Eigene Kräfte gefordert
Der Forderung des Landtags, in Aufgabenbereichen mit Stellenzuwächsen die Erledigung durch eigene Kräfte deutlich auszuweiten, sei nicht immer leicht nachzukommen, heißt es in dem Bericht. Im Innenministerium, das neben dem Kultusressort die größten absoluten Stellenzuwächse im Vergleich zu 2018 verzeichne, habe sich die externe Beratungsleistung dennoch erhöht, insbesondere für den Bereich Information und Kommunikation. Es zeige sich, dass nicht allein die Stellenzahl für interne Lösungen ausschlaggebend sei, sondern auch das Aufgabenspektrum einer Dienststelle und deren Belastung. Als Hilfe, sich über Kompetenzen in andere Ministerien zu informieren, habe sich das Intranet der Landesverwaltung erwiesen.
Externes Know-how
Das Innenministerium hat sich externes Know-how für den Aufbau einer Cybersicherheits-Agentur 568.000 Euro kosten lassen. Zu den extern bearbeiteten Themen zählt etwa auch die Beratung von Hausbewohnern in Fledermausfragen, die mit genau 46.218,49 Euro im vergangenen Jahr zu Buche geschlagen hat. Zwischen 2017 und 2020 stiegen die Beraterkosten im gesamten Ressort von 3,2 Millionen Euro auf 5,5 Millionen Euro an. Der Kauf von Fachwissen in solchen Dimensionen und ein aus seiner Sicht aufgeblähter Regierungsapparat passten nicht zu den gleichzeitig von Grün-Schwarz beklagten angeblichen Engpässen für Klimaschutz oder Arbeitsplatzsicherung, betonte SPD-Mann Binder.

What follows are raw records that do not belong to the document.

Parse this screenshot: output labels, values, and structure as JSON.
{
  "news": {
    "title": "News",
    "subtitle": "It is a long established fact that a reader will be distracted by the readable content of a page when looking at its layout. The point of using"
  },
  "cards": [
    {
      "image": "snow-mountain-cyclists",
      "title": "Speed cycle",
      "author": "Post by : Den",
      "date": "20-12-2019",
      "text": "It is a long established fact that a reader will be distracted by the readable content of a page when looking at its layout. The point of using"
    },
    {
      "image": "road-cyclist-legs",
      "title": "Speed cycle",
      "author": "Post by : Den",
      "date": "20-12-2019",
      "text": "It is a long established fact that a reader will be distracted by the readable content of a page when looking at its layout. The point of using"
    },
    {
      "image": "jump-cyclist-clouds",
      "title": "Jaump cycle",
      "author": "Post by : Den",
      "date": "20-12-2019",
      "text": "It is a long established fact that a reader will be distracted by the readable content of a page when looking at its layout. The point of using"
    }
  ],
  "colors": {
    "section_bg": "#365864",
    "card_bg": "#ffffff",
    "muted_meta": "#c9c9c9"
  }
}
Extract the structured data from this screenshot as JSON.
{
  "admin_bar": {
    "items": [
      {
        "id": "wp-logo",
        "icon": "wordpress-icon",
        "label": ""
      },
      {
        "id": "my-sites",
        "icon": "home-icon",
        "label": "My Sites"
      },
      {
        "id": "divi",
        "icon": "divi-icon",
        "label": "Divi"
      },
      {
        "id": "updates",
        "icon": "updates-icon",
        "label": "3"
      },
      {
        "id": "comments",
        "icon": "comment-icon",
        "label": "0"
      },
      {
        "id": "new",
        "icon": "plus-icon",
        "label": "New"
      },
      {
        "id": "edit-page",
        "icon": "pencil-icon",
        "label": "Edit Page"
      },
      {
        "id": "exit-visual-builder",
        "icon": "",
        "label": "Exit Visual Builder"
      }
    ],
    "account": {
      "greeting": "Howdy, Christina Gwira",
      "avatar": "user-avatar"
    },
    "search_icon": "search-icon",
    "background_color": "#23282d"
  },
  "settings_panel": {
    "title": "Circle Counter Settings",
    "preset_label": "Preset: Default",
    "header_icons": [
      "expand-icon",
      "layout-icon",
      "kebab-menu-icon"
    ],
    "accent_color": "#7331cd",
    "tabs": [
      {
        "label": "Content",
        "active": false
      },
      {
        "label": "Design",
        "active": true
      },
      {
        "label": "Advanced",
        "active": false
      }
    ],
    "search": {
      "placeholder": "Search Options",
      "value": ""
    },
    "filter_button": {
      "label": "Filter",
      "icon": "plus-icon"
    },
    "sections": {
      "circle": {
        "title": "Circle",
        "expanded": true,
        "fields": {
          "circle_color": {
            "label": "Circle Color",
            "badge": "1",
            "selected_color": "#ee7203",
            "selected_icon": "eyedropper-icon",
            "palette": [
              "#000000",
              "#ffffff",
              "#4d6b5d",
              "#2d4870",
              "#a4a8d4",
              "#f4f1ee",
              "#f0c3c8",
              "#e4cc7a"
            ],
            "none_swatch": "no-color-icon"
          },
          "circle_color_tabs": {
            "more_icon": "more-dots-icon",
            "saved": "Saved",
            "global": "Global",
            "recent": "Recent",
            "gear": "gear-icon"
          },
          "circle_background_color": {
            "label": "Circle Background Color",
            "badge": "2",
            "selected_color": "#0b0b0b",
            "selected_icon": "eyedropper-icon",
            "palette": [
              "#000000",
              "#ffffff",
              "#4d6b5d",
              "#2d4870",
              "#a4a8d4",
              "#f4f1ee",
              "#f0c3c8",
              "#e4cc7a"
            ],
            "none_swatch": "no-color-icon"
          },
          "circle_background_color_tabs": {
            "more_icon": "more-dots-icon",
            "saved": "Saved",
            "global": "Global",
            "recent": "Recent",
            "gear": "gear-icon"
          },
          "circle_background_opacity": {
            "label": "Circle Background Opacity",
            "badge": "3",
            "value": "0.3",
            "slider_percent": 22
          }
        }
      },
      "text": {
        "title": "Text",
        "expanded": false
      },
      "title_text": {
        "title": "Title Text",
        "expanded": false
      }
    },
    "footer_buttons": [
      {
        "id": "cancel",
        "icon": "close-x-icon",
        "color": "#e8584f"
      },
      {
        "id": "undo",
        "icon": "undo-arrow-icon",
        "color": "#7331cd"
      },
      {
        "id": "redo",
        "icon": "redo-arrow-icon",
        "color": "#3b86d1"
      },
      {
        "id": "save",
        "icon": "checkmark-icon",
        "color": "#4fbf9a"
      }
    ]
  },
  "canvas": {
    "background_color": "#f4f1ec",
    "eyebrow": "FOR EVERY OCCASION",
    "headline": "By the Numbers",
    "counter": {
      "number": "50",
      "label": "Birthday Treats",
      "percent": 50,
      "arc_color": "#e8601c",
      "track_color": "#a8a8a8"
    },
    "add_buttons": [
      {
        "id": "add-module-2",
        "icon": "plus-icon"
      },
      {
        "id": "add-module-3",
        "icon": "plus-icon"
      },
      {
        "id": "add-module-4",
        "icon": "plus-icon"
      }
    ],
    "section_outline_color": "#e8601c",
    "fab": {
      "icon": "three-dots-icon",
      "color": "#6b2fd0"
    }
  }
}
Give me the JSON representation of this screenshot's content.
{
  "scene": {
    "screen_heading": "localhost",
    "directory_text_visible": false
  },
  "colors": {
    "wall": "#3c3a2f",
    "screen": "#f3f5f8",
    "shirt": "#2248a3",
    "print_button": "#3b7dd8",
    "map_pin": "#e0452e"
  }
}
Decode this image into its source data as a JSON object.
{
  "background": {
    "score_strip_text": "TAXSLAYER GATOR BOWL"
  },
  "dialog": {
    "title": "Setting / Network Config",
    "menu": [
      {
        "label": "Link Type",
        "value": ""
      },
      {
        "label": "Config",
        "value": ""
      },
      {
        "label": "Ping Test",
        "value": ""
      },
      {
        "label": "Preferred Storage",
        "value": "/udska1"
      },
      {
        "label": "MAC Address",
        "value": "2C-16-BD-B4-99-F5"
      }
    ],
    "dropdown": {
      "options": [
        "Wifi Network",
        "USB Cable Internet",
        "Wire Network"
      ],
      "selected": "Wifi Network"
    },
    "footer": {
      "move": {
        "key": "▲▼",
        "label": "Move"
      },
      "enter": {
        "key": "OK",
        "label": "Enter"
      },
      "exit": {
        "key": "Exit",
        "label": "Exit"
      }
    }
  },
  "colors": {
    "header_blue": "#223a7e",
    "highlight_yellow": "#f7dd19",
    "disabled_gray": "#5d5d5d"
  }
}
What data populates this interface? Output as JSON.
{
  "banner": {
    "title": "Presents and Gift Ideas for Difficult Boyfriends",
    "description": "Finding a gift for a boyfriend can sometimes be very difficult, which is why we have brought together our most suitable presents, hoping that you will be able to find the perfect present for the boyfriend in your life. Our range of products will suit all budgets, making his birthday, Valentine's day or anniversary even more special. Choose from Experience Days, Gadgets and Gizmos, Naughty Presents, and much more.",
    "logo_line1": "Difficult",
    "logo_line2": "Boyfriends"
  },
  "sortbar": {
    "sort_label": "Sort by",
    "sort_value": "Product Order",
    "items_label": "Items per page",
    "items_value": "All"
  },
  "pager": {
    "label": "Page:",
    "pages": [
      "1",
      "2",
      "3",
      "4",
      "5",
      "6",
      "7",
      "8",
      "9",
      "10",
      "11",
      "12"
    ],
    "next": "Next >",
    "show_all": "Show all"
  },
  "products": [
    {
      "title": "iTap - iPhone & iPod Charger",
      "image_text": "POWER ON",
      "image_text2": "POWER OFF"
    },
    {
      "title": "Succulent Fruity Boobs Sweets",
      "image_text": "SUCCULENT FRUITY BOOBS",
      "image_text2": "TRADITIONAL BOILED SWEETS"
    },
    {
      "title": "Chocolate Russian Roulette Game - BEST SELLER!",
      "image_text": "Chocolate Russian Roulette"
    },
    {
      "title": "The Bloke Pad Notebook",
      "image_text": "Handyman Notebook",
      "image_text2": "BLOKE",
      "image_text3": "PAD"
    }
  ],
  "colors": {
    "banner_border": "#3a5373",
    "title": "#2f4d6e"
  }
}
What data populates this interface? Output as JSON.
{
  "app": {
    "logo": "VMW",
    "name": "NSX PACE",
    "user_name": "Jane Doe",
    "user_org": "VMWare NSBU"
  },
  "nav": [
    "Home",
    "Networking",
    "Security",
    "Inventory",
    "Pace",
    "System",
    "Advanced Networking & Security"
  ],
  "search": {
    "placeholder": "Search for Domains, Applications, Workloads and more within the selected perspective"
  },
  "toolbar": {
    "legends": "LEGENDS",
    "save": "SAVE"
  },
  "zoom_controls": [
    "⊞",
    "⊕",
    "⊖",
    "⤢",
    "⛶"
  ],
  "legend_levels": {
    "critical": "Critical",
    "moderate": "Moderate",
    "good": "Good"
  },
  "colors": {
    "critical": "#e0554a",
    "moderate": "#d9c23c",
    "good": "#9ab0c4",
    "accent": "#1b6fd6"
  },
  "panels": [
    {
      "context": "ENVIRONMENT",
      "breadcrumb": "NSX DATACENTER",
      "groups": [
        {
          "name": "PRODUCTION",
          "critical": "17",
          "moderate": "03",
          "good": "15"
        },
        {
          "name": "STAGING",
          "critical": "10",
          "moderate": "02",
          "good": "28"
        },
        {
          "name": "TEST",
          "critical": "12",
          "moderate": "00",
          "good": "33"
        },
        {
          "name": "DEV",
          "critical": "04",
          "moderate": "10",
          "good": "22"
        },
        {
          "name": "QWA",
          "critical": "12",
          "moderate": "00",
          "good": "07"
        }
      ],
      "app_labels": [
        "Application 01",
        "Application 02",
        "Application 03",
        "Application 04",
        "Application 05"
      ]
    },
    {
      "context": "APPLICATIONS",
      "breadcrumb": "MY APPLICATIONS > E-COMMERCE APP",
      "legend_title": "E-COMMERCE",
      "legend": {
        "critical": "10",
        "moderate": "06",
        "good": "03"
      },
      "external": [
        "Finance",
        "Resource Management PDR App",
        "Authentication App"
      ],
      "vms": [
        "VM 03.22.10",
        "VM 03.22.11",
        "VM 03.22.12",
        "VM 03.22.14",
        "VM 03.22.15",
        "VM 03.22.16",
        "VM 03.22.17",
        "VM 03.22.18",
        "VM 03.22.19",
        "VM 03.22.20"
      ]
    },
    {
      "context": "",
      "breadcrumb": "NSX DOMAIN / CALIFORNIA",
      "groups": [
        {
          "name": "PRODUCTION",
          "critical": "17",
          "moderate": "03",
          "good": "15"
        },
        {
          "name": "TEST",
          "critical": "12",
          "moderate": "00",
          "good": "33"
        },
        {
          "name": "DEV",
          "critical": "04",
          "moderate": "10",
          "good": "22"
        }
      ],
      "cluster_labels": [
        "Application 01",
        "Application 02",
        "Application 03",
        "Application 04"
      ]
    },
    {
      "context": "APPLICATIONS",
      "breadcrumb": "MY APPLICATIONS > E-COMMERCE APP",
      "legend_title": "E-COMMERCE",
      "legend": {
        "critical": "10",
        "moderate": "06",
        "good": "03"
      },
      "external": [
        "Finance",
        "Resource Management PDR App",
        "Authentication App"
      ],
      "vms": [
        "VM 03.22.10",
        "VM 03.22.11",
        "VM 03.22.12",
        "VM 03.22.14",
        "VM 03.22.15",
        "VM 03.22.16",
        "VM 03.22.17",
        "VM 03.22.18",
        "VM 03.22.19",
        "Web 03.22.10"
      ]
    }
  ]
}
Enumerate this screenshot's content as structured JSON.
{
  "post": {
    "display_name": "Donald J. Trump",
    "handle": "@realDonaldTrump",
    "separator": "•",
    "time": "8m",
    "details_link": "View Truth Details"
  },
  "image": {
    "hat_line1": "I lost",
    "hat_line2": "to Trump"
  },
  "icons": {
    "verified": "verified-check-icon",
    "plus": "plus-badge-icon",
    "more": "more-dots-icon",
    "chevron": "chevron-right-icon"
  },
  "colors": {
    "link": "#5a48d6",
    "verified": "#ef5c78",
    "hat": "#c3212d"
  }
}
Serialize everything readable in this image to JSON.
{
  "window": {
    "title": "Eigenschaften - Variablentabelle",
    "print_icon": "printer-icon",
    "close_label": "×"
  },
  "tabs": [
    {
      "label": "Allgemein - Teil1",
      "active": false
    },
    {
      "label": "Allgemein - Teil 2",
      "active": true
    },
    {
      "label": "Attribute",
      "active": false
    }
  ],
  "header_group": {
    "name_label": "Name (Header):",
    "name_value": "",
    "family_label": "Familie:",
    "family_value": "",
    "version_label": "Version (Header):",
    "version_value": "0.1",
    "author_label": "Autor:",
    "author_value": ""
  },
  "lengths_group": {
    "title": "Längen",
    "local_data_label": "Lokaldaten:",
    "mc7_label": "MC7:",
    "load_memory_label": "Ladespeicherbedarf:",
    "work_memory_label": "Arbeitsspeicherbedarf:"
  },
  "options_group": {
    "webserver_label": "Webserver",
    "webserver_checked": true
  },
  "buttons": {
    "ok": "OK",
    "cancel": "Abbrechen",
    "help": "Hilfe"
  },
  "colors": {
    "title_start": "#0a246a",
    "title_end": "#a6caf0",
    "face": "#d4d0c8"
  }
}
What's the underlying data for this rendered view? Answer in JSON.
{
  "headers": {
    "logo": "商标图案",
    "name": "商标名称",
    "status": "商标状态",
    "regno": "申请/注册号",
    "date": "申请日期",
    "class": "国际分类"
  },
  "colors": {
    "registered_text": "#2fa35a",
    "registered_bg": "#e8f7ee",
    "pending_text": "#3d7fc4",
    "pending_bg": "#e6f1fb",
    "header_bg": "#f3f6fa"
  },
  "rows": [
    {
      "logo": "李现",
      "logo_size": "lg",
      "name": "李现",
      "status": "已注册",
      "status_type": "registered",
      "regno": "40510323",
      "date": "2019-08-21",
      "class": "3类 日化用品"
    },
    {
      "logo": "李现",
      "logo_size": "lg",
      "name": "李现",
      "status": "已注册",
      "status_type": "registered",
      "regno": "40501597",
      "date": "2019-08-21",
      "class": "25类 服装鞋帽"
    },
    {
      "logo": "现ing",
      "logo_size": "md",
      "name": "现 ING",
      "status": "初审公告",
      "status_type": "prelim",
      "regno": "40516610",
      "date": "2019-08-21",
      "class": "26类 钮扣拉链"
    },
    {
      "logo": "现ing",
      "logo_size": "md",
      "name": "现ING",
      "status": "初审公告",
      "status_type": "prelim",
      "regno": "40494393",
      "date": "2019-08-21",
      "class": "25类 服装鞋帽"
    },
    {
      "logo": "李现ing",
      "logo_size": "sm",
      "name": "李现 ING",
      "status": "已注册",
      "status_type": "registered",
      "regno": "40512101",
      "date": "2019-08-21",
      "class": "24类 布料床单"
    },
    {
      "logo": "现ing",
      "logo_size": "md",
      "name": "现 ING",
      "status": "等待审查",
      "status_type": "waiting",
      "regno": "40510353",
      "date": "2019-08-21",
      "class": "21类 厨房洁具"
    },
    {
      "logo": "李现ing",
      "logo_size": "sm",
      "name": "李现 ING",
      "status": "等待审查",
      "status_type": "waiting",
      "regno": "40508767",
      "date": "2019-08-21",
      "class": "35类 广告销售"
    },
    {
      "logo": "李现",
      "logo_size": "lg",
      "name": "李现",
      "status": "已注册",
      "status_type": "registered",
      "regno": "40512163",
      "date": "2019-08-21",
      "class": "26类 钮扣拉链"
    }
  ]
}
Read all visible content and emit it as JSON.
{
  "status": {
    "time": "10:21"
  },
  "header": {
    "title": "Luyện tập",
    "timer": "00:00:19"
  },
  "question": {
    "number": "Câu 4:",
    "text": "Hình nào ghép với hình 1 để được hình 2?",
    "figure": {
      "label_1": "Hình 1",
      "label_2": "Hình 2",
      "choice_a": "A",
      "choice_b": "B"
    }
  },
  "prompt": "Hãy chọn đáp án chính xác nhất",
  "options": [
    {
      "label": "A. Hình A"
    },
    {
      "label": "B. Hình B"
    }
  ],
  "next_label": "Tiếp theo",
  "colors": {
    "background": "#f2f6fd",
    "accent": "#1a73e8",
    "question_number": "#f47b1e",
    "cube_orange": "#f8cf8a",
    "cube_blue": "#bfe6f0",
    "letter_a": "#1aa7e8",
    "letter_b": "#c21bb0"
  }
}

Reduzierte Ausgaben im Justizministerium
Beim Kultusressort holte man sich zwei Mal Beratung und juristische Unterstützung im Zusammenhang mit der Corona-Pandemie - für zusammen 18.000 Euro. Die Gesamtsumme verringerte sich zunächst von 169.000 im Jahr 2017 auf 57.200 im Jahr 2019, um dann wieder 83.100 Euro im Vorjahr zu erreichen. Das Finanzministerium, das für die Liegenschaften des Landes zuständig ist und in diesem Bereich Gutachten zu Brandschutz, Pacht und Instandhaltung von Gebäuden nutzt, weist Ausgaben 752.000 Euro für 2017 aus - und für 2020 schon 2,6 Millionen Euro. In den vergangenen vier Jahren reduzierte das Justizministerium hingegen den Zugriff auf Fachwissen von außen. Es gab 2020 dafür nur noch etwa 34.750 Euro aus - nach 337.000 im Jahr 2017.